Assuming it didn't smack a mountain, note if it's short or long. This gives you a bound. The new guess is somewhere between the two bounds (if you're missing a bound, use the value from the table in get_initial_guess in it's place.)
Note what percentage of the way between the low and high bound impact points the target is and choose a power that far between the low and high bound power.
This is probably far too accurate and will likely require some randomizing. I've changed my mind about adding a simple random %. Rather, multiple random numbers should be used to get a bell curve.
Another thought: Are we dealing with a system where only one shell is active at once?
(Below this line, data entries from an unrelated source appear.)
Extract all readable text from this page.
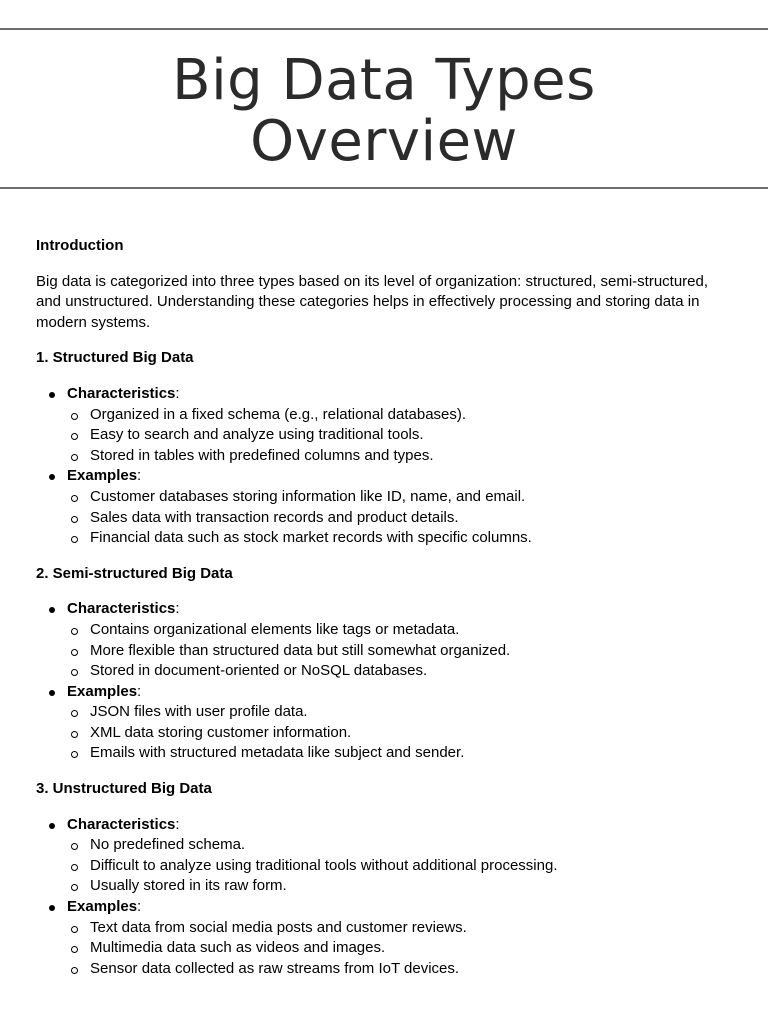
Big Data Types
Overview
Introduction

Big data is categorized into three types based on its level of organization: structured, semi-structured, and unstructured. Understanding these categories helps in effectively processing and storing data in modern systems.

1. Structured Big Data
Characteristics:
Organized in a fixed schema (e.g., relational databases).
Easy to search and analyze using traditional tools.
Stored in tables with predefined columns and types.
Examples:
Customer databases storing information like ID, name, and email.
Sales data with transaction records and product details.
Financial data such as stock market records with specific columns.
2. Semi-structured Big Data
Characteristics:
Contains organizational elements like tags or metadata.
More flexible than structured data but still somewhat organized.
Stored in document-oriented or NoSQL databases.
Examples:
JSON files with user profile data.
XML data storing customer information.
Emails with structured metadata like subject and sender.
3. Unstructured Big Data
Characteristics:
No predefined schema.
Difficult to analyze using traditional tools without additional processing.
Usually stored in its raw form.
Examples:
Text data from social media posts and customer reviews.
Multimedia data such as videos and images.
Sensor data collected as raw streams from IoT devices.
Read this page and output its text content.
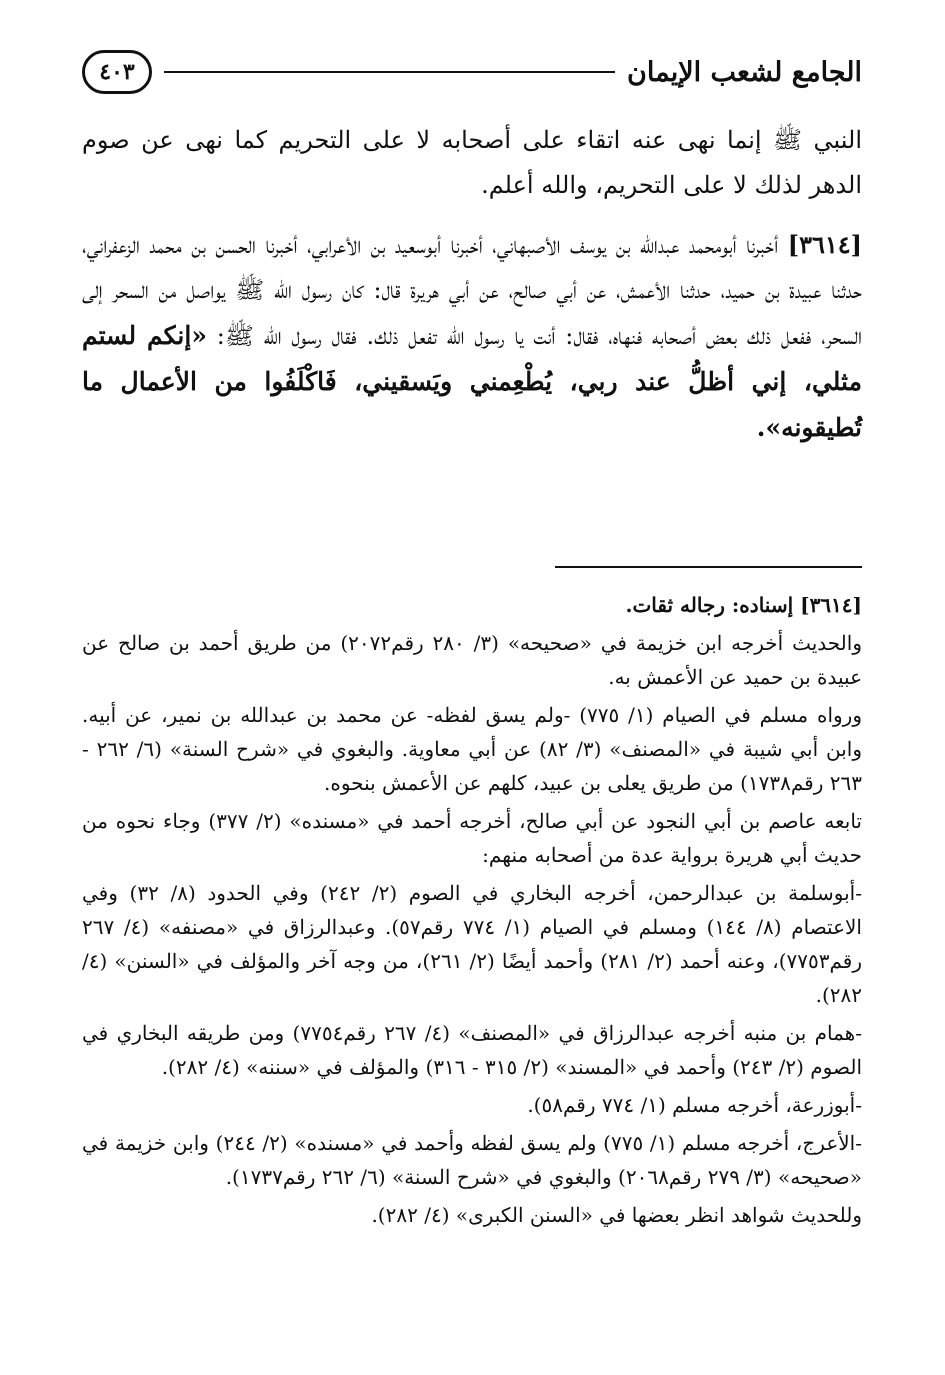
الجامع لشعب الإيمان
٤٠٣

النبي ﷺ إنما نهى عنه اتقاء على أصحابه لا على التحريم كما نهى عن صوم الدهر لذلك لا على التحريم، والله أعلم.

[٣٦١٤] أخبرنا أبومحمد عبدالله بن يوسف الأصبهاني، أخبرنا أبوسعيد بن الأعرابي، أخبرنا الحسن بن محمد الزعفراني، حدثنا عبيدة بن حميد، حدثنا الأعمش، عن أبي صالح، عن أبي هريرة قال: كان رسول الله ﷺ يواصل من السحر إلى السحر، ففعل ذلك بعض أصحابه فنهاه، فقال: أنت يا رسول الله تفعل ذلك. فقال رسول الله ﷺ: «إنكم لستم مثلي، إني أظلُّ عند ربي، يُطْعِمني ويَسقيني، فَاكْلَفُوا من الأعمال ما تُطيقونه».

[٣٦١٤] إسناده: رجاله ثقات.

والحديث أخرجه ابن خزيمة في «صحيحه» (٣/ ٢٨٠ رقم٢٠٧٢) من طريق أحمد بن صالح عن عبيدة بن حميد عن الأعمش به.

ورواه مسلم في الصيام (١/ ٧٧٥) -ولم يسق لفظه- عن محمد بن عبدالله بن نمير، عن أبيه. وابن أبي شيبة في «المصنف» (٣/ ٨٢) عن أبي معاوية. والبغوي في «شرح السنة» (٦/ ٢٦٢ - ٢٦٣ رقم١٧٣٨) من طريق يعلى بن عبيد، كلهم عن الأعمش بنحوه.

تابعه عاصم بن أبي النجود عن أبي صالح، أخرجه أحمد في «مسنده» (٢/ ٣٧٧) وجاء نحوه من حديث أبي هريرة برواية عدة من أصحابه منهم:

-أبوسلمة بن عبدالرحمن، أخرجه البخاري في الصوم (٢/ ٢٤٢) وفي الحدود (٨/ ٣٢) وفي الاعتصام (٨/ ١٤٤) ومسلم في الصيام (١/ ٧٧٤ رقم٥٧). وعبدالرزاق في «مصنفه» (٤/ ٢٦٧ رقم٧٧٥٣)، وعنه أحمد (٢/ ٢٨١) وأحمد أيضًا (٢/ ٢٦١)، من وجه آخر والمؤلف في «السنن» (٤/ ٢٨٢).

-همام بن منبه أخرجه عبدالرزاق في «المصنف» (٤/ ٢٦٧ رقم٧٧٥٤) ومن طريقه البخاري في الصوم (٢/ ٢٤٣) وأحمد في «المسند» (٢/ ٣١٥ - ٣١٦) والمؤلف في «سننه» (٤/ ٢٨٢).

-أبوزرعة، أخرجه مسلم (١/ ٧٧٤ رقم٥٨).

-الأعرج، أخرجه مسلم (١/ ٧٧٥) ولم يسق لفظه وأحمد في «مسنده» (٢/ ٢٤٤) وابن خزيمة في «صحيحه» (٣/ ٢٧٩ رقم٢٠٦٨) والبغوي في «شرح السنة» (٦/ ٢٦٢ رقم١٧٣٧).

وللحديث شواهد انظر بعضها في «السنن الكبرى» (٤/ ٢٨٢).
Long ago I implemented an artillery game where you had 5 barrels, each with a fixed reload time that was above the maximum possible flight time.
With that I found myself using a strategy of firing shells spread across the range between my current low bound and high bound. It's possible that being a mere human I wasn't using an optimal strategy, though--this was realtime, getting a round off as soon as the barrel was ready was more important than ensuring it was aimed as well as possible as it would converge quite fast, anyway. I would generally put a shell on target on the second salvo and the third would generally all be hits. (A kill required killing ALL pixels in the target.)
In an AI situation I would model both this and a strategy of holding back some of the barrels to fire more accurate rounds later. I would still fire a spread across the target range, the only question is whether I would use all barrels or not.
I have personally created such a system - for the web-game Zwok, using brute force. I fired lots of shots in random directions and recorded the best result. I wouldn't recommend doing it any other way as the difference between timesteps etc will give you unexpected results.